The "me" that contained the golden core was at peace. I witnessed all of the vitality flowing from him encompassing every energy that I had ever experienced, while throughout all of this outpouring of beautiful positivity, his core remained strong, solid and stoic.
If you are trying to visualize this golden core, think of it as sort of an interior tesla coil in the form of a golden Oscar statue.
Somehow I knew at a glance that this was the real "me." Now as I looked around the room at the other "mes," I saw many were literally spilling their guts out, some who were reserved with their arms crossed and every emotion in between.
Then I realized that each of these "mes" represented my interactions with others.
Now my focus flowed to the romantic relationships going on in this great room.
I recognized myself in virtually all of these romantic relationships and most of them were the ones spilling their insides out, leaving the "me" empty, having given of himself to the level of loss of identity and exhaustion.

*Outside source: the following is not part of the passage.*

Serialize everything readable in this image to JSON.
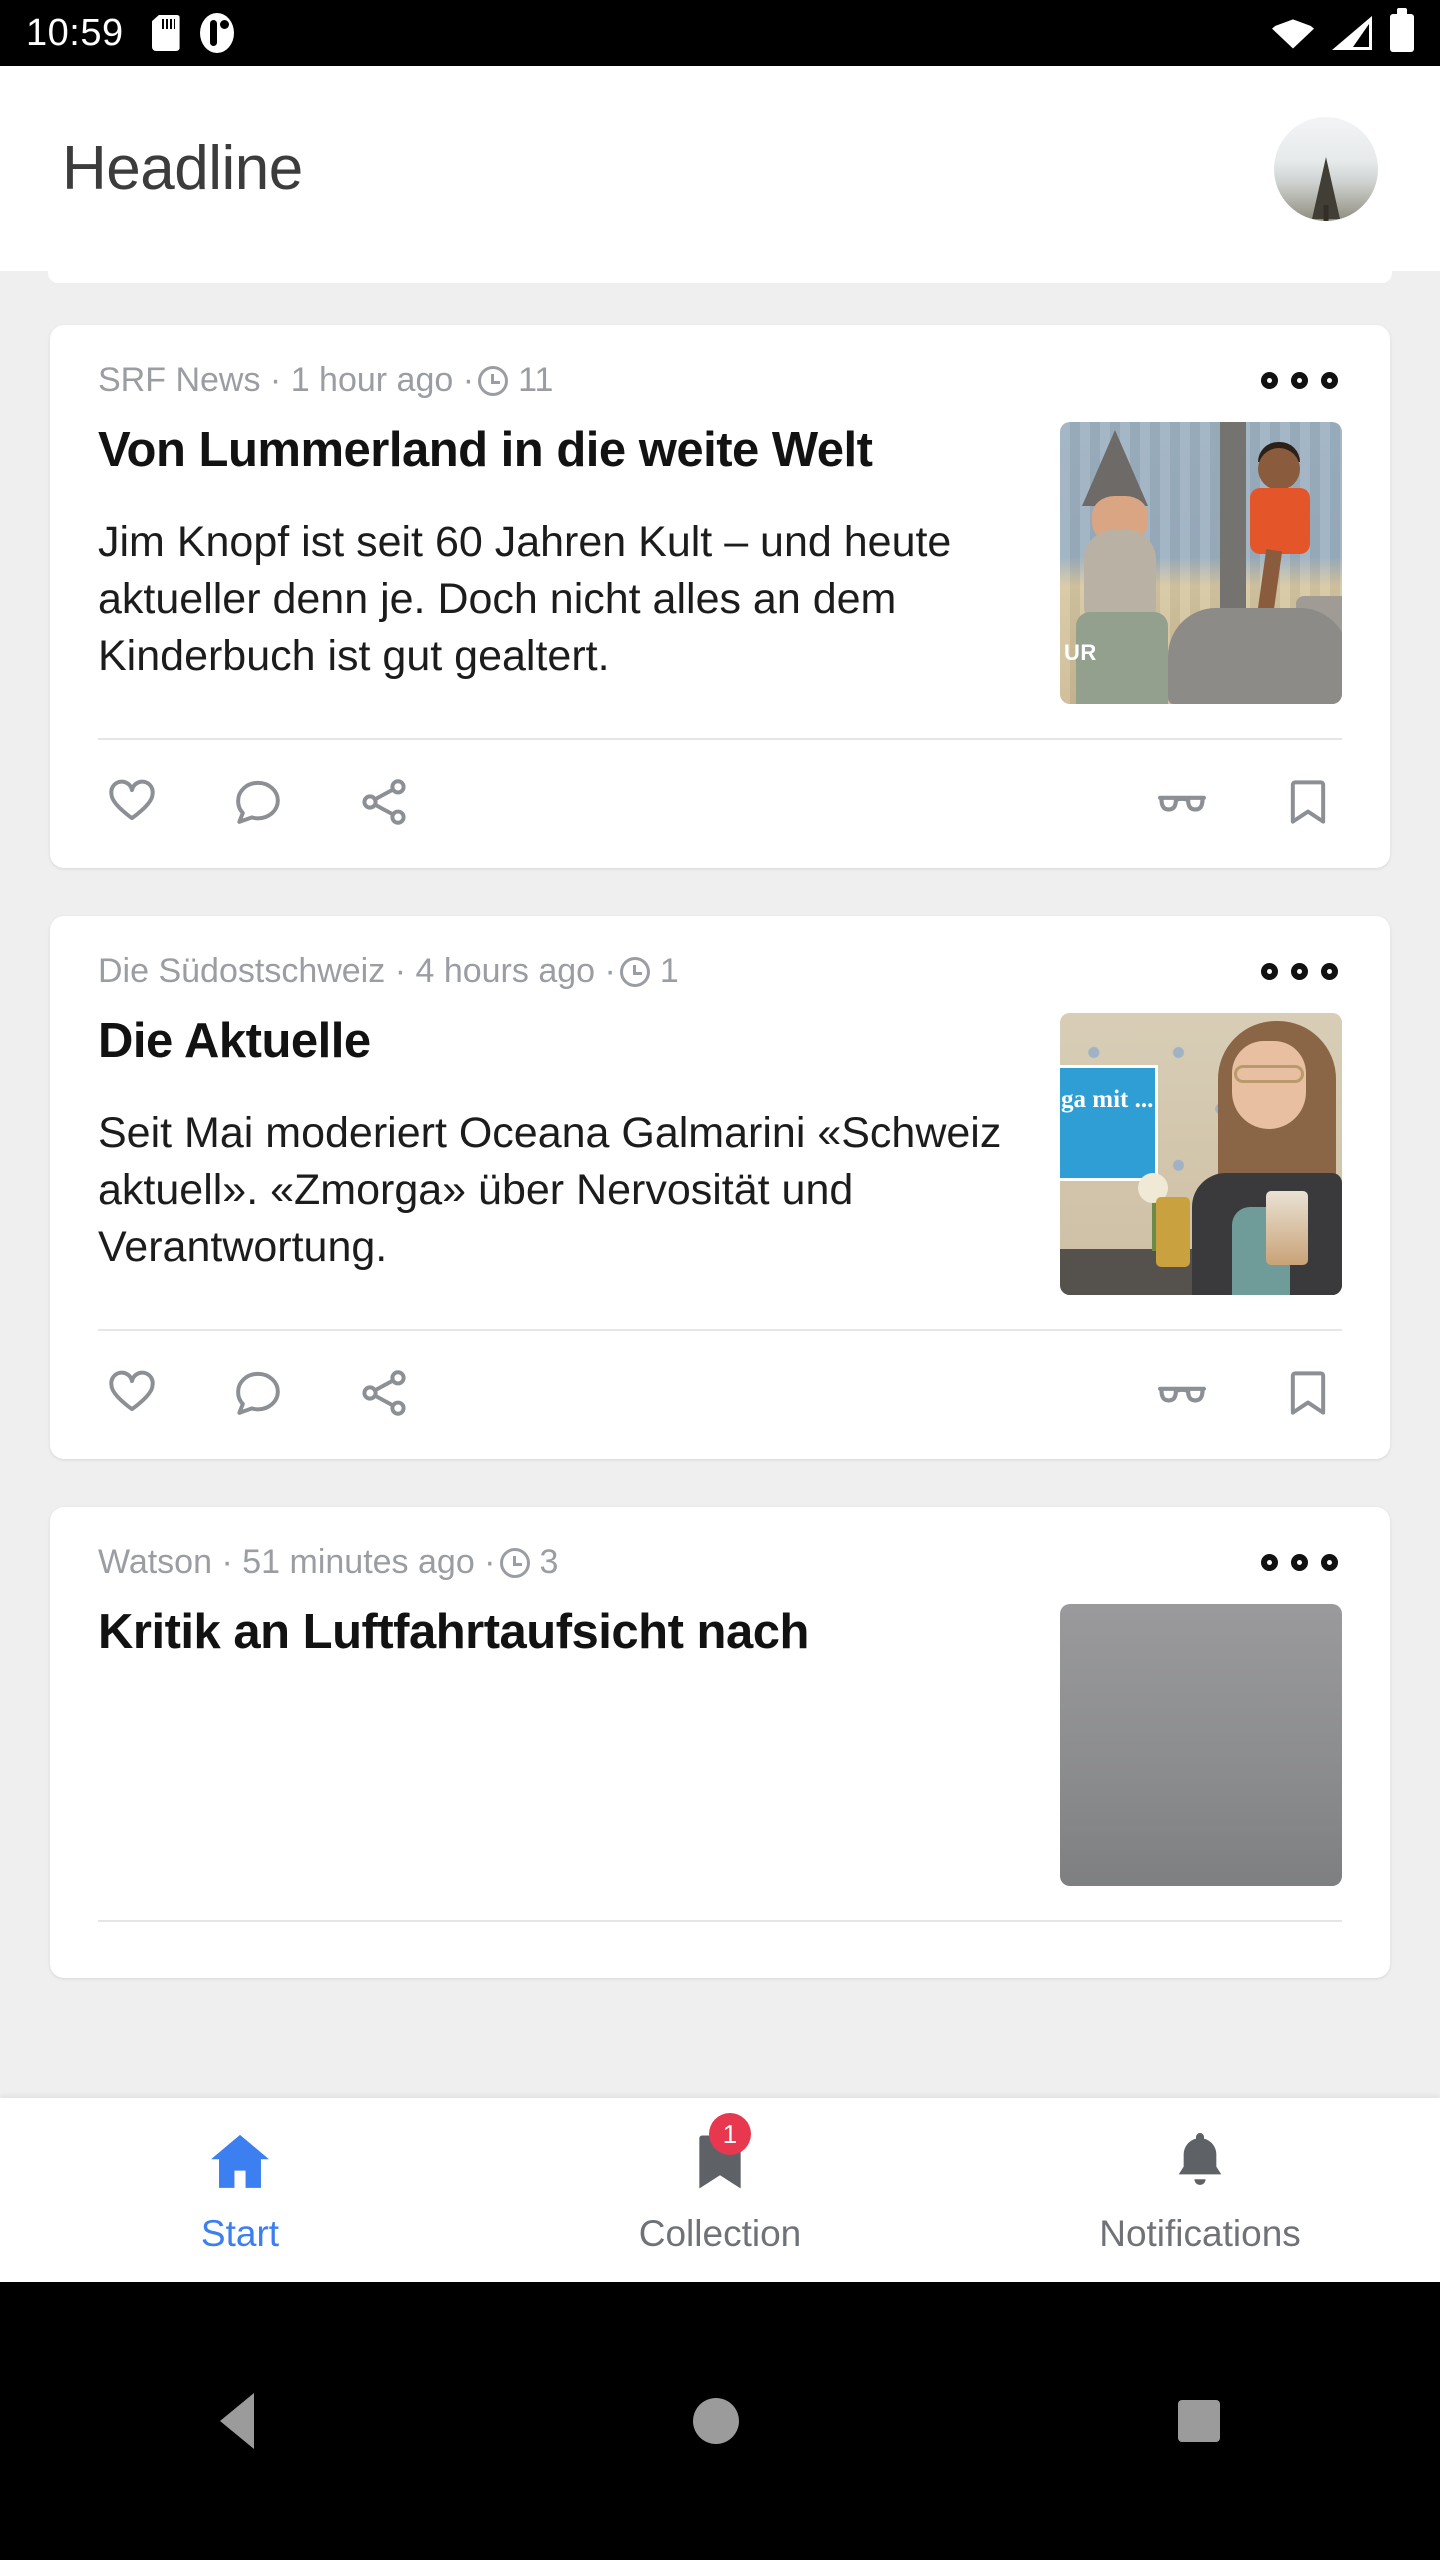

The "me" with the golden core, let's call him the "king," now walked among these relationships and emulated every emotion of the others, yet his core remained intact.
Although somewhat uncomfortable then and even writing it now, it became clear to me where I have failed in my past relationships. I have fallen in love, given so much of me that I have depleted myself. Did she ask for this? Nope. But not wanting to withhold any of my emotions from the woman I love, I gave to the point of depletion and exhaustion. Obtainable but not sustainable. Too soon I would realize that I was losing myself in our love affair and would begin to withdraw. This is a recipe for disaster. It left my lover feeling as though she had done something to lose my heretofore high level of love and attention. I had lost my true presence with her.
Now, as the king walked though all of these major love relationships he emoted as well and as much as I had in my heightened state, and yet his golden core remained intact.
Then, the king looked at me, beckoning with his outstretched hand. As I walked toward him I found my self melding into his being. Suddenly I recognized the power of and the glory of the golden core. It was mind blowing. I felt, for the first time, the incredible ability of giving love so willingly and capaciously, all the while keeping my golden core intact.
Lesson learned, the party dissolved as quickly as it appeared.
Coming out of this meditation, my memory of it remained strong and clear.
It's exciting to me to see what happens when I meet my next loving partner.
My golden core tells me energetically, sans words... you know... that knowing... that the best is yet to come.